During 2011 and 2010, there were minimal amounts of ineffectiveness. Additionally, there were no amounts excluded from the measure of effectiveness.

Commodity Risk

To manage risks associated with future variability in cash flows and price risk attributable to certain commodity purchases, the Company enters into natural gas swap contracts to hedge prices for a designated percentage of its expected natural gas usage. The Company has hedged a portion of its expected usage for 2012. Such contracts are designated as cash flow hedges. The contracts are carried at fair value with changes in fair value recognized in Other Comprehensive Income (Loss), and the resulting gain or loss is reclassified into Cost of Sales concurrently with the recognition of the commodity purchased. The ineffective portion of the swap contract’s change in fair value, if any, would be recognized immediately in earnings.

During 2011 and 2010, there were minimal amounts of ineffectiveness related to changes in the fair value of natural gas swap contracts. Additionally, there were no amounts excluded from the measure of effectiveness.

Foreign Currency Risk

The Company enters into forward exchange contracts to manage risks associated with future variability in cash flows resulting from anticipated foreign currency transactions that may be adversely affected by changes in exchange rates. Such contracts are designated as cash flow hedges. The contracts are carried at fair value with changes in fair value recognized in Other Comprehensive Income (Loss), and gains/losses related to these contracts are recognized in Other Income, Net when the anticipated transaction affects income.

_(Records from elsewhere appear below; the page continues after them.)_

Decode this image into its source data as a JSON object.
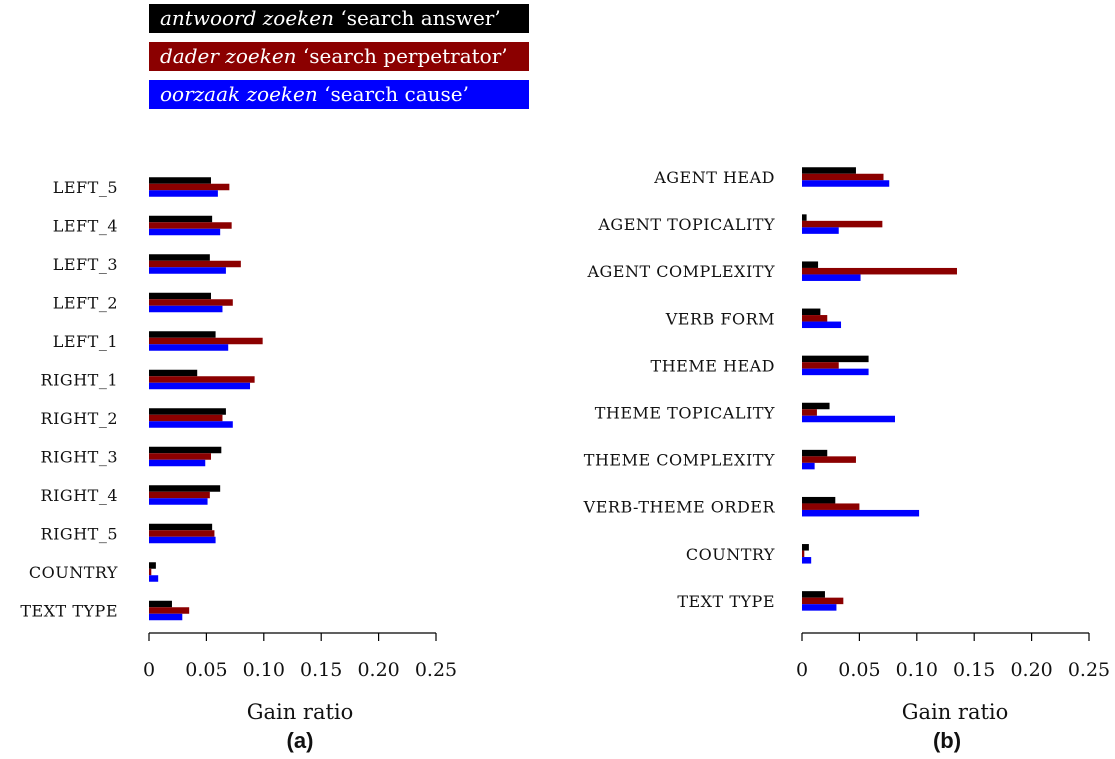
{
  "legend": [
    {
      "italic": "antwoord zoeken",
      "gloss": " ‘search answer’",
      "color": "#000000"
    },
    {
      "italic": "dader zoeken",
      "gloss": " ‘search perpetrator’",
      "color": "#8b0000"
    },
    {
      "italic": "oorzaak zoeken",
      "gloss": " ‘search cause’",
      "color": "#0000ff"
    }
  ],
  "chart_data": [
    {
      "type": "bar",
      "orientation": "horizontal",
      "panel_label": "(a)",
      "xlabel": "Gain ratio",
      "xlim": [
        0,
        0.25
      ],
      "xticks": [
        "0",
        "0.05",
        "0.10",
        "0.15",
        "0.20",
        "0.25"
      ],
      "categories": [
        "LEFT_5",
        "LEFT_4",
        "LEFT_3",
        "LEFT_2",
        "LEFT_1",
        "RIGHT_1",
        "RIGHT_2",
        "RIGHT_3",
        "RIGHT_4",
        "RIGHT_5",
        "COUNTRY",
        "TEXT TYPE"
      ],
      "series": [
        {
          "name": "antwoord zoeken ‘search answer’",
          "color": "#000000",
          "values": [
            0.054,
            0.055,
            0.053,
            0.054,
            0.058,
            0.042,
            0.067,
            0.063,
            0.062,
            0.055,
            0.006,
            0.02
          ]
        },
        {
          "name": "dader zoeken ‘search perpetrator’",
          "color": "#8b0000",
          "values": [
            0.07,
            0.072,
            0.08,
            0.073,
            0.099,
            0.092,
            0.064,
            0.054,
            0.053,
            0.057,
            0.002,
            0.035
          ]
        },
        {
          "name": "oorzaak zoeken ‘search cause’",
          "color": "#0000ff",
          "values": [
            0.06,
            0.062,
            0.067,
            0.064,
            0.069,
            0.088,
            0.073,
            0.049,
            0.051,
            0.058,
            0.008,
            0.029
          ]
        }
      ]
    },
    {
      "type": "bar",
      "orientation": "horizontal",
      "panel_label": "(b)",
      "xlabel": "Gain ratio",
      "xlim": [
        0,
        0.25
      ],
      "xticks": [
        "0",
        "0.05",
        "0.10",
        "0.15",
        "0.20",
        "0.25"
      ],
      "categories": [
        "AGENT HEAD",
        "AGENT TOPICALITY",
        "AGENT COMPLEXITY",
        "VERB FORM",
        "THEME HEAD",
        "THEME TOPICALITY",
        "THEME COMPLEXITY",
        "VERB-THEME ORDER",
        "COUNTRY",
        "TEXT TYPE"
      ],
      "series": [
        {
          "name": "antwoord zoeken ‘search answer’",
          "color": "#000000",
          "values": [
            0.047,
            0.004,
            0.014,
            0.016,
            0.058,
            0.024,
            0.022,
            0.029,
            0.006,
            0.02
          ]
        },
        {
          "name": "dader zoeken ‘search perpetrator’",
          "color": "#8b0000",
          "values": [
            0.071,
            0.07,
            0.135,
            0.022,
            0.032,
            0.013,
            0.047,
            0.05,
            0.002,
            0.036
          ]
        },
        {
          "name": "oorzaak zoeken ‘search cause’",
          "color": "#0000ff",
          "values": [
            0.076,
            0.032,
            0.051,
            0.034,
            0.058,
            0.081,
            0.011,
            0.102,
            0.008,
            0.03
          ]
        }
      ]
    }
  ]
}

At December 31, 2011 and 2010, multiple forward exchange contracts existed that expire on various dates throughout the following year. Those purchased forward exchange contracts outstanding at December 31, 2011 and 2010, when aggregated and measured in U.S. dollars at contractual rates at December 31, 2011 and 2010, respectively, had notional amounts totaling $79.8 million and $58.7 million.

No amounts were reclassified to earnings during 2011 and 2010 in connection with forecasted transactions that were no longer considered probable of occurring, and there was no amount of ineffectiveness related to changes in the fair value of foreign currency forward contracts. Additionally, there were no amounts excluded from the measure of effectiveness during 2011 and 2010.

Derivatives not Designated as Hedges

The Company enters into forward exchange contracts to effectively hedge substantially all of accounts receivable resulting from transactions denominated in foreign currencies in order to manage risks associated with foreign currency transactions adversely affected by changes in exchange rates. At December 31, 2011 and 2010, multiple foreign currency forward exchange contracts existed, with maturities ranging up to three months. Those foreign currency exchange contracts outstanding at December 31, 2011 and 2010, when aggregated and measured in U.S. dollars at exchange rates at December 31, 2011 and 2010, respectively, had net notional amounts totaling $19.5 million and $8.2 million. Unrealized gains and losses resulting from these contracts are recognized in Other Income, Net and approximately offset corresponding recognized but unrealized gains and losses on these accounts receivable.

Foreign Currency Movement Effect

Net currency exchange losses (gains) included in determining Income from Operations for the years ended December 31, 2011, 2010 and 2009 were $4.2 million, $5.5 million and $(0.8) million, respectively.